Ao sair da cidade de madrugada, Pedrinho pede para que todos sejam unidos nesta caminhada. Se sentirem perigo, que todos enfrentem a situação como um só. Enzo trouxe um facão, é o mais velho da turma com quatorze anos de idade e não poderia sair desarmado, ele sempre foi mais calculista com tudo o que fosse fazer, sempre pensava nas possibilidades. Bernardo também trouxe um facão escondido de seu pai, era o mais novo da turma com apenas oito anos porém, era o mais alto e mais forte deles. Ana Clara não trazia nada, ninguém era louco o suficiente para tentar mexer com ela com seus doze anos de idade, nunca havia perdido uma briga, seu medo era um segredo guardado. Adrian só trouxe comida, água, e algumas coisas para improvisar, era muito bom no improviso e Pedrinho trouxe sua mochila, barraca, e sacos de dormir.  
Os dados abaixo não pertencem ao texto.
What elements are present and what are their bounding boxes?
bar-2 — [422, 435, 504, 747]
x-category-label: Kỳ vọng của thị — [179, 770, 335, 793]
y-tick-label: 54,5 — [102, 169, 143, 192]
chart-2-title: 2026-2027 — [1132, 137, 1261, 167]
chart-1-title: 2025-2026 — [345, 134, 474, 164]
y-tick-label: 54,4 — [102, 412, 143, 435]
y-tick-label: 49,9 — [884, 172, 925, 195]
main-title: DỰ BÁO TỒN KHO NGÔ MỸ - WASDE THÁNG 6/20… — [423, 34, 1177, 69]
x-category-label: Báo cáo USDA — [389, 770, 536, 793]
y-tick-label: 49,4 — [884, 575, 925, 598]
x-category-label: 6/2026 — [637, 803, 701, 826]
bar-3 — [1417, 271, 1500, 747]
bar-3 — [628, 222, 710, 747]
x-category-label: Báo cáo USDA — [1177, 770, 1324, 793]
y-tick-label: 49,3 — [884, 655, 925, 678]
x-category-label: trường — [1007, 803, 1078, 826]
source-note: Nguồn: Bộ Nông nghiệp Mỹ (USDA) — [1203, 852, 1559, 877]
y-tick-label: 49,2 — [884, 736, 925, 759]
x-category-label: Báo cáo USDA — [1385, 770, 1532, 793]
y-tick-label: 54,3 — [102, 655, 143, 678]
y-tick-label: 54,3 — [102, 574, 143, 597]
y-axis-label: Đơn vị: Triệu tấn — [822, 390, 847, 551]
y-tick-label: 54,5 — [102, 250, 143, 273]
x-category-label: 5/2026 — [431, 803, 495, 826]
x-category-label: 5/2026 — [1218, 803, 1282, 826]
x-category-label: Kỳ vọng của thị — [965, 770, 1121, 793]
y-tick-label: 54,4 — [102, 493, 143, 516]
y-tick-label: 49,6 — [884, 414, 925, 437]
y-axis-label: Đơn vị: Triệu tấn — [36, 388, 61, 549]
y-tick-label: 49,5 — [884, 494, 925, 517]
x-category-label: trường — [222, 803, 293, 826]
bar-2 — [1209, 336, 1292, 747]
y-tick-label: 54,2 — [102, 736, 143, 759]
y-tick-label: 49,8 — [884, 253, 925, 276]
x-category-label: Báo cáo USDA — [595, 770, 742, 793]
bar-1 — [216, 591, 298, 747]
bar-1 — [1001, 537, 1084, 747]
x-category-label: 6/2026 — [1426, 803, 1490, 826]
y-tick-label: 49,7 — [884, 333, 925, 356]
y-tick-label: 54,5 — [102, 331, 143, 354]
O deserto a noite era muito frio, precisavam aproveitar a madrugada e correr para atravessá-lo, pois o dia era insuportável de tão quente.  Depois de algumas horas em silêncio e, já a uma distância considerável da cidade, Adrian se senta na areia.  
– Pedrinho o Adrian sentou! – alerta Enzo.  
– Está tudo bem Adrian?  
– Está. – depois de uma pausa questiona - O que acontecerá quando nossos pais descobrirem que nós fugimos?  
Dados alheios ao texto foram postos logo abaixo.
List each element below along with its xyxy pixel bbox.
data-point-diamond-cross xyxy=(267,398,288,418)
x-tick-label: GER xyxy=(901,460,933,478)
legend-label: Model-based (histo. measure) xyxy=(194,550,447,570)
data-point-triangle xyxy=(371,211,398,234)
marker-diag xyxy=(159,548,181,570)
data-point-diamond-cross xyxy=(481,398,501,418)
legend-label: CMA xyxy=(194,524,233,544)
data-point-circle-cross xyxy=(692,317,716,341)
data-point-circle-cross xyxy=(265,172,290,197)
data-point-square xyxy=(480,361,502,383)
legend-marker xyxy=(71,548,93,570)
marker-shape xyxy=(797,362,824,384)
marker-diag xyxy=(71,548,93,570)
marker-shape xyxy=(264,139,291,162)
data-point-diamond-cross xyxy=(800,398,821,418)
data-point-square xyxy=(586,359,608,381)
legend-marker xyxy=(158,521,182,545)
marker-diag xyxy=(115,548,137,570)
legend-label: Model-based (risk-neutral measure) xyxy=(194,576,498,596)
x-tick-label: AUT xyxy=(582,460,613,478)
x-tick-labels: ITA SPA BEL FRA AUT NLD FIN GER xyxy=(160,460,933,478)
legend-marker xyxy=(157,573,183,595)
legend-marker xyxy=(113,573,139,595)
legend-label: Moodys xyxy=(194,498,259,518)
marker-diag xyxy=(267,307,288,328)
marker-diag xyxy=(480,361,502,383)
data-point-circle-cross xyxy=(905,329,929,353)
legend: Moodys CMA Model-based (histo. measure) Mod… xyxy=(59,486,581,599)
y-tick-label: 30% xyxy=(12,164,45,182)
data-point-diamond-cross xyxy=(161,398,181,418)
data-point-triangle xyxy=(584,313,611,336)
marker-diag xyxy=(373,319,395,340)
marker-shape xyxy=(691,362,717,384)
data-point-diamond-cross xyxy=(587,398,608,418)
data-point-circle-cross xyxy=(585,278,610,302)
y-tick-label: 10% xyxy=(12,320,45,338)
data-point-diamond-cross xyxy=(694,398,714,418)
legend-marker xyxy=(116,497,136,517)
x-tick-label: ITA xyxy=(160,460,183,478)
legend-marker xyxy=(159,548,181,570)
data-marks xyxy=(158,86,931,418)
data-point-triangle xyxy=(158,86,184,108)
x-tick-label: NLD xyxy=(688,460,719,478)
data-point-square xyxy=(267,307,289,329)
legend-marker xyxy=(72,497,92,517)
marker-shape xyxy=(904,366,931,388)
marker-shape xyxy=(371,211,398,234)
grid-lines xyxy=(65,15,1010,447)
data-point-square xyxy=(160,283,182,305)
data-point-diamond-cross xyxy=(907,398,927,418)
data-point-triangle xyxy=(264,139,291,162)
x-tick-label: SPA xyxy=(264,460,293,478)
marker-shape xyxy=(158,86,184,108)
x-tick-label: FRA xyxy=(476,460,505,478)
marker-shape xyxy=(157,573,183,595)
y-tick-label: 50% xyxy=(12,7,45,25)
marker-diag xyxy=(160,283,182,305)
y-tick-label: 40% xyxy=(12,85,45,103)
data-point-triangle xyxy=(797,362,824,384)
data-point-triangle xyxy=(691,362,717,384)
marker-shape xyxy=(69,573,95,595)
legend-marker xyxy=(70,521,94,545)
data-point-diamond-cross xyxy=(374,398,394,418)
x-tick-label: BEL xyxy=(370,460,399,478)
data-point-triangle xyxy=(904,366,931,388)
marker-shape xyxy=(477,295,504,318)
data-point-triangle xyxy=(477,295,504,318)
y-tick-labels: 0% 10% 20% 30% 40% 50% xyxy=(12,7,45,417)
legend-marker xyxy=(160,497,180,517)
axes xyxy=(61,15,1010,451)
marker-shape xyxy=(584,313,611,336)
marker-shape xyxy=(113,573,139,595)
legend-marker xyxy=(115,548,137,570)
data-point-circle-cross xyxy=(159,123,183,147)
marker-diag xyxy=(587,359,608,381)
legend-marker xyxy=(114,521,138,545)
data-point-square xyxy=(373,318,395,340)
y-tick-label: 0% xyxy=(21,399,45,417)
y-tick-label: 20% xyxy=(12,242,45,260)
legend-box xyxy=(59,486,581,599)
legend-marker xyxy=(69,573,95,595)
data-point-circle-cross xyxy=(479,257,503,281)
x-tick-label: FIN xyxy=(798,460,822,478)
– Já faz mais de três dias que aconteceu aquele negócio com o padre e desde então nossos pais não conversam, não dizem nada, ficam com aquelas caras espantadas e sem expressão. Nossa busca é pela cura deles. – responde Pedro.  
– Larga de ser fresco! Vamos logo, se for pra nos atrasar é melhor que ficar aqui, mocinha. – provoca Ana Clara.  
Pedro volta, pega a mão de Adrian e puxa-o dizendo: - Pode vir tranquilo, passaremos isto juntos.  
Mais confiantes as crianças partem para a aventura, sem saber o que os esperam no caminho. Bernardo passa ao lado de uma caveira dissecada pelo sol e faz careta.  
– O deserto não tem trilhas, a areia cobre todo vestígio de rastros durante o dia com o vento, temos que seguir sempre em frente, e não podemos esquecer a direção que estamos indo, se não poderemos morrer aqui. Logo veremos sinal da floresta. – alerta Enzo.  
– Aquele velho do mercadinho também disse que só é possível atravessar este deserto a noite, então vamos deixar de conversa e andar mais rápido. – ordena Ana Clara.  
Ao longe as crianças notam uma pequena luz surgir em uma montanha de areia.  
– O que é aquilo?! Parece que está vindo em nossa direção.  
A luz se multiplica, pontos em fila.  
– Estranho... – pondera Bernardo já segurando o cabo do facão.  
As crianças param, observam e notam que são pessoas, vestidas de branco iluminadas pela Lua cheia, a imagem fica mais nítida a medida que se aproximam, acompanhados do som de um mantra, ritmado por um bumbo.  
– É uma procissão seus medrosos. – afirma Ana Clara tomando a frente.  
– Espera Ana! Não sabemos do que se trata. – diz Enzo. Bernardo volta três passos com medo daquilo, o mantra fica mais audível: 
“Reza mais, reza mais, reza mais uma oração; Reza mais, reza mais pra alma que morreu sem confissão; Reza mais, reza mais, reza novena e trezena; Reza mais, reza mais pra alma que morreu sem cumprir pena”. 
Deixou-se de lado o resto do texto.